McBride Fibs
Poems Written on the Occasion of the
McBride Reunion (May 2006)



grass
grid
criss cross
across grass
geometric space
opens pathway inside myself

Minna Duchovnay


this
path
a place
to ponder
all I can become
my
neg
ative
space between
worlds shifts all landscape

Sarah Campbell



dark
sky
over
white --
reverse the image
find the familiar once again
soft
path
beckons
through the trees
wherever it leads
merits some investigation

Mary Anne Lyons


pure
cold
magic
perfect spirit light
falls eternal perfect wisdom
cold
clear
journey
raw canvas
perfect solitude
unforeseen light and soft shadow

Sandy Membrino


A
life
force. veins
humming be
neath the thin skin of
dirt and grass.
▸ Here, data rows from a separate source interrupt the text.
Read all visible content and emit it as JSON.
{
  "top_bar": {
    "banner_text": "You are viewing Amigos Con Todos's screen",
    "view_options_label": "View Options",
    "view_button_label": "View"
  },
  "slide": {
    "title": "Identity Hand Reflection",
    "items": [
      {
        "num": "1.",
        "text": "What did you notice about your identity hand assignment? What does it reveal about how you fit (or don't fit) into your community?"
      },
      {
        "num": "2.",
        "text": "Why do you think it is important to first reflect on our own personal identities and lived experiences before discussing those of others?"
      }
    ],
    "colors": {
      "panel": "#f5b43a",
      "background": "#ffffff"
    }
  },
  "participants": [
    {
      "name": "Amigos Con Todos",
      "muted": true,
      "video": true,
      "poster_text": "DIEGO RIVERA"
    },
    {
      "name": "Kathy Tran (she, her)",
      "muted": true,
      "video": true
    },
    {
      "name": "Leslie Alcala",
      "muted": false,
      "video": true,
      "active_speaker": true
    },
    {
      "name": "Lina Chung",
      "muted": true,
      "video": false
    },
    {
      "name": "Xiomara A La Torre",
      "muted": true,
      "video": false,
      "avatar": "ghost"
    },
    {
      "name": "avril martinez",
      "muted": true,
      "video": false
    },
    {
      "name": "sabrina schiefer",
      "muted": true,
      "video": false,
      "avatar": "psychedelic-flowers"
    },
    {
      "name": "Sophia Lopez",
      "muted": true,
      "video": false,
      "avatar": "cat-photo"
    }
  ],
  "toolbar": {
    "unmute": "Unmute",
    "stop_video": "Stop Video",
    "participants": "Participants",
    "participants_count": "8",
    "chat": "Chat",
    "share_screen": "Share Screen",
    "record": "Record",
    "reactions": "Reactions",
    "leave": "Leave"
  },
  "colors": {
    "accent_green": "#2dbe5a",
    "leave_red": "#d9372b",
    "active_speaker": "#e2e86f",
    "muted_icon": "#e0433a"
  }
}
I see snow. I feel
I
feel
bark. I
love the feel
of bark - rough and grain.
I smell the bark. It reminds me of
how I felt when I walked onto campus
the very first time.

Nancy Schmucker


MIST
in
RAIN and
FOG coax the pen-
etration of the mystery
of being alone with thoughts of exploration

Elaine Ewing, '00

it
looks
like a
baby in
utero, stark, ugly.
have I ingested a new drug?



trees
sky
dark shadows
lots of greens
trees to shade the Sun
lacelike delicate leaves reaching
upward to the Heavens

Beverly Weiss


dream
out
of
focus

dream
walk
dared it
work work work
would I be worthy
filling in a wholeness

dream
un
known

She who can't count
Debbie Plotnick


Abstract
winter
Quiet shadows
Negative pattern view
waiting peace landscape emptiness Beauty
Dark black grass wide angle campus holiday viewer


see
this
whats not
easily seen
in the ordered world of
cultivated grass trees light leaves


landscape
shadows
celebrations race
beyond negative space
altered by silence cool nite
deaths presence life embraces the road, the journey.

Sandra Patty, '03


My
park
that beckons
me to walk
in early morning
when shadows are long, song is light

Carla Martinez, '92


most
meaningful
is to
relax. it will
perhaps, put a positive spin
on what is - find the softness, it is
there! either that sharpness
with the jagged edge that will kill and kill and kill
or the soft satisfying ways of scenes
so sweet so luscious, so juicy,
so possible - perhaps
to relax?

Mary Ferrell


turned
up
side down
lightning streaks
becomes pillars to
hold up black heaven
flash and vanish and reappear
in this dark landscaoe orbed by an abyss
women thrive



snow
glows
below
negative
paths across the lawn
look like the back of a turtle

now
see
shadows
on the ground
trees in spring fall unknown
mad hatter runs across the lawn

(*part of Mark Lord's Alice in
Wonderland
took place on senior row)

Myra Reichel



up
hill
alone
promonade
past the focal point
to an unknown destination

Bryn Thompson



a
path
lined by
trees like lace
reminiscent photo
its moving upward and onward

Miriam Lancaster



Hah!
Sit
Quiet
Do you think?
Tell ourselves a story
Any minute someone will call


See
Run
The path
In the trees
This is only for graduates
Maybe one day I will be one too
The I can run down Senior Row with all the rest of them.

Whew!
Done.
Now what?
Where to go
What will I do now
Who can I turn to to get answers?

Annabella

The poems above are offered as examples of some of the "layers" that may emerge
when the unconscious is invited to give voice to an image,
to engage in the interactive processes of free associating and editing
that constitute the playful-yet-disciplined act of writing.

At the McBride Reunion in May 2006, participants were asked to look at
a negative and a developed photograph of Senior Row
(which had been made by Sharon Burgmayer, using a pinhole camera),
to free write about what they saw, and then to turn their first writings
into the sophisticated haiku-ish form known as "fibonacci poems."